NEW YORK (Reuters) – Blackstone Group LP (BX.N), the world’s largest manager of alternative assets, modestly exceeded analyst expectations with an 11 percent jump in third-quarter earnings on Thursday, as climbing equity markets buoyed its holdings.
The New York-based firm’s economic net income (ENI) per unit for the three months through September was 76 cents, compared to the mean forecast for 74 cents, according to Thomson Reuters I/B/E/S. A year earlier, Blackstone reported ENI per share of 68 cents.
ENI reflects the mark-to-market valuation gains or losses on Blackstone’s portfolio and is a closely watched earnings metric for U.S. private equity firms.
In premarket trading, Blackstone shares were flat.
Stock market swings often impact the valuation of private equity firms’ holdings because they mark many of their holdings to market. The benchmark S&P 500 index .SXP rose 7.2 percent in the third quarter.
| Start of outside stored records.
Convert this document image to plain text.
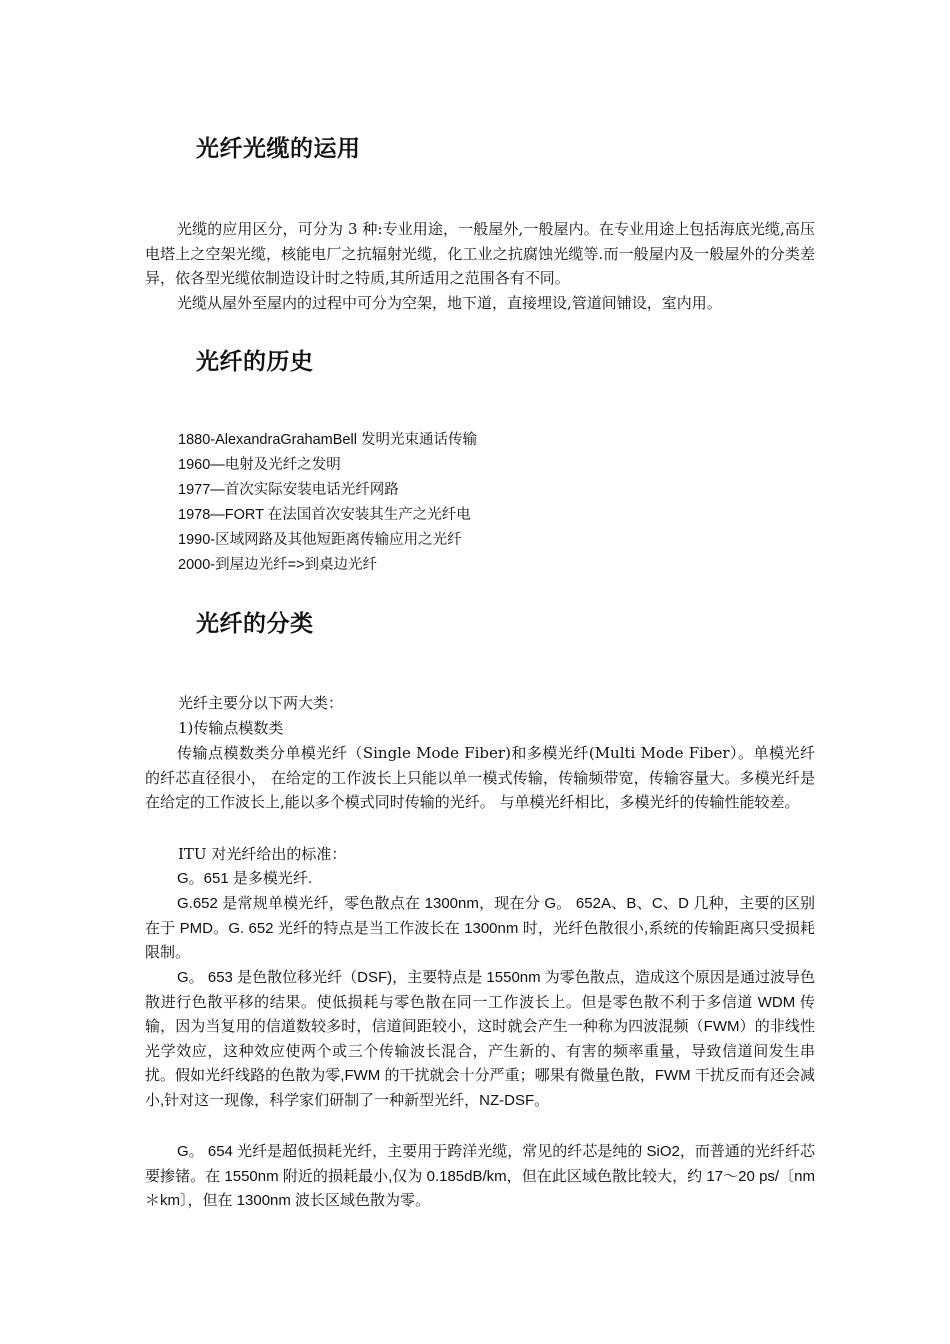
光纤光缆的运用

光缆的应用区分，可分为 3 种:专业用途，一般屋外,一般屋内。在专业用途上包括海底光缆,高压电塔上之空架光缆，核能电厂之抗辐射光缆，化工业之抗腐蚀光缆等.而一般屋内及一般屋外的分类差异，依各型光缆依制造设计时之特质,其所适用之范围各有不同。

光缆从屋外至屋内的过程中可分为空架，地下道，直接埋设,管道间铺设，室内用。

光纤的历史
1880-AlexandraGrahamBell 发明光束通话传输
1960—电射及光纤之发明
1977—首次实际安装电话光纤网路
1978—FORT 在法国首次安装其生产之光纤电
1990-区域网路及其他短距离传输应用之光纤
2000-到屋边光纤=>到桌边光纤
光纤的分类

光纤主要分以下两大类：

1)传输点模数类

传输点模数类分单模光纤（Single Mode Fiber)和多模光纤(Multi Mode Fiber）。单模光纤的纤芯直径很小， 在给定的工作波长上只能以单一模式传输，传输频带宽，传输容量大。多模光纤是在给定的工作波长上,能以多个模式同时传输的光纤。 与单模光纤相比，多模光纤的传输性能较差。

ITU 对光纤给出的标准：

G。651 是多模光纤.

G.652 是常规单模光纤，零色散点在 1300nm，现在分 G。 652A、B、C、D 几种，主要的区别在于 PMD。G. 652 光纤的特点是当工作波长在 1300nm 时，光纤色散很小,系统的传输距离只受损耗限制。

G。 653 是色散位移光纤（DSF)，主要特点是 1550nm 为零色散点，造成这个原因是通过波导色散进行色散平移的结果。使低损耗与零色散在同一工作波长上。但是零色散不利于多信道 WDM 传输，因为当复用的信道数较多时，信道间距较小，这时就会产生一种称为四波混频（FWM）的非线性光学效应，这种效应使两个或三个传输波长混合，产生新的、有害的频率重量，导致信道间发生串扰。假如光纤线路的色散为零,FWM 的干扰就会十分严重；哪果有微量色散，FWM 干扰反而有还会减小,针对这一现像，科学家们研制了一种新型光纤，NZ-DSF。

G。 654 光纤是超低损耗光纤，主要用于跨洋光缆，常见的纤芯是纯的 SiO2，而普通的光纤纤芯要掺锗。在 1550nm 附近的损耗最小,仅为 0.185dB/km，但在此区域色散比较大，约 17～20 ps/〔nm＊km〕，但在 1300nm 波长区域色散为零。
Blackstone also benefited from a 19.9 percent appreciation of Gates Industrial Corporation (GTES.N), in which it still holds a majority stake.
“Assets under management increased 18 percent versus the prior year, bringing the total to a new record of $457 billion,” Chairman and Chief Executive Steve Schwarzman said in a statement.
Distributable earnings — the actual cash available for paying dividends — were $769 million, up from $626 million a year ago. Blackstone said it would pay shareholders a quarterly distribution of 64 cents per common unit, including a 10 cent special distribution.